Não são apenas Títere e
Marionete que conversam, riem e transitam no local destinado aos cultos, ao som
das canções dos CDs dos grupos Queimando o Incenso e Animação Profética. Muitos
crentes, à semelhança de torcedores aguardando um grande jogo de futebol,
mostram-se ansiosos e impacientes. Mas, em meio ao zunzunzum da multidão, o
pastor Joselito Lerante resolve assumir o microfone para dar início à reunião.
— A paz do Senhor, irmãos!
— Améém!
— A paz do Senhor, irmãos!
— Amééééém!
— Eu disse "A paz do
Senhor, irmãos!" Onde está o povo do reteté? Os canelas de fogo já
chegaram?
— Amééééééééém!
— Ah, agora sim! Quantos
estão aqui, nesta tarde, para receber uma bênção? Levante a mão e diga
"Glória a Deus".
— Glóóóóóória a Deus! —
responde o povo, com as mãos levantadas.
— Quantos crêem que durante
esse congresso receberão grandes bênçãos materiais e espirituais, como chaves
de carros, casas, apartamentos... e muita, muita unção pra fazer o Inimigo
ficar apavorado?
— Amééééééém!
— Então mantenha a sua mão
levantada e ore comigo. Pai, neste momento em que estamos dando início a esse
grande congresso, ordenamos que todas as artimanhas satânicas sejam quebradas.
Pedimos que os seus anjos sobrevoem esse ginásio com brasas vivas. Determinamos
que os demônios fiquem distantes desta cidade. E, se houver algum demônio
maluco, pois só pode ser doido para estar neste lugar, que seja queimado
agoooooooora... — sons de aleluias, glórias a Deus e brados não inteligíveis.
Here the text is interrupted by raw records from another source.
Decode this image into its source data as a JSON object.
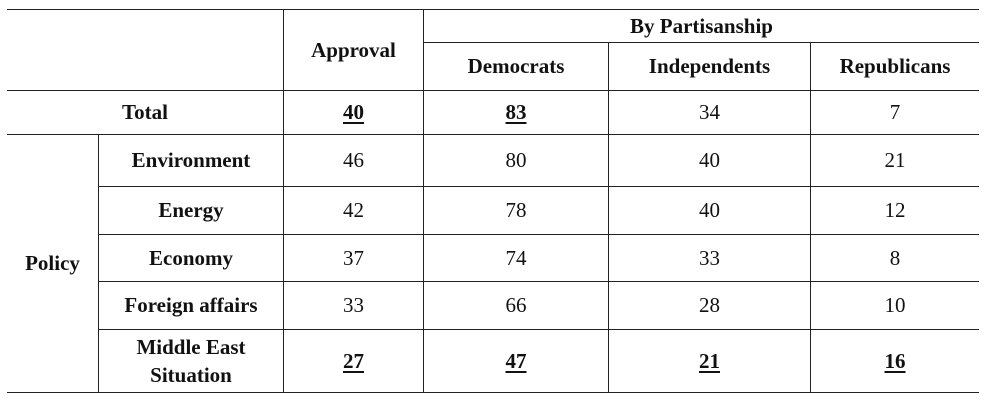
{
  "table": {
    "header": {
      "approval": "Approval",
      "group_title": "By Partisanship",
      "democrats": "Democrats",
      "independents": "Independents",
      "republicans": "Republicans"
    },
    "total": {
      "label": "Total",
      "approval": "40",
      "democrats": "83",
      "independents": "34",
      "republicans": "7"
    },
    "policy_label": "Policy",
    "rows": [
      {
        "label": "Environment",
        "approval": "46",
        "democrats": "80",
        "independents": "40",
        "republicans": "21"
      },
      {
        "label": "Energy",
        "approval": "42",
        "democrats": "78",
        "independents": "40",
        "republicans": "12"
      },
      {
        "label": "Economy",
        "approval": "37",
        "democrats": "74",
        "independents": "33",
        "republicans": "8"
      },
      {
        "label": "Foreign affairs",
        "approval": "33",
        "democrats": "66",
        "independents": "28",
        "republicans": "10"
      },
      {
        "label_line1": "Middle East",
        "label_line2": "Situation",
        "approval": "27",
        "democrats": "47",
        "independents": "21",
        "republicans": "16"
      }
    ]
  }
}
Após essa primeira oração,
uma parte da multidão, acostumada com o evento, agita-se, enquanto outra se
divide em vários grupos: céticos, desconfiados, curiosos, decepcionados...
— Eu declaro aberto esse
congresso. Vamos neste momento convidar o nosso grupo de louvor — diz o pastor
Joselito Lerante.
O grupo então se posta, e o
seu líder e vocalista, o irmão Dan Sá, assume o microfone, ao som de
performances isoladas de cada músico, enquanto os coreógrafos permanecem atrás
do palco, aguardando o sinal para entrarem.
— Quantos estão alegres? —
pergunta Dan Sá, saltitante e sorridente.
Muitos levantam as mãos e
dizem "amém", e ele prossegue:
— Nesta tarde já posso sentir
o mover de Deus! É tarde de milagres! Aleluiaaaaaa... Uhuuuuu... Tire o pé do
chããããão...
Esse foi o sinal para os
músicos do grupo começarem a tocar um axé daqueles, acompanhado de uma
coreografia bastante animada, levando boa parte da multidão a cantar e a dançar
com muita vibração.
Após alguns
"louvores", o pastor pede para todos permanecerem em pé para a
entrada das bandeiras. A reverência enfim toma conta do ambiente no momento da
execução do Hino Nacional, e o culto prossegue...
— Vamos agora convidar as
irmãs Ana e Mada para louvarem a Deus — diz o pastor Joselito Lerante.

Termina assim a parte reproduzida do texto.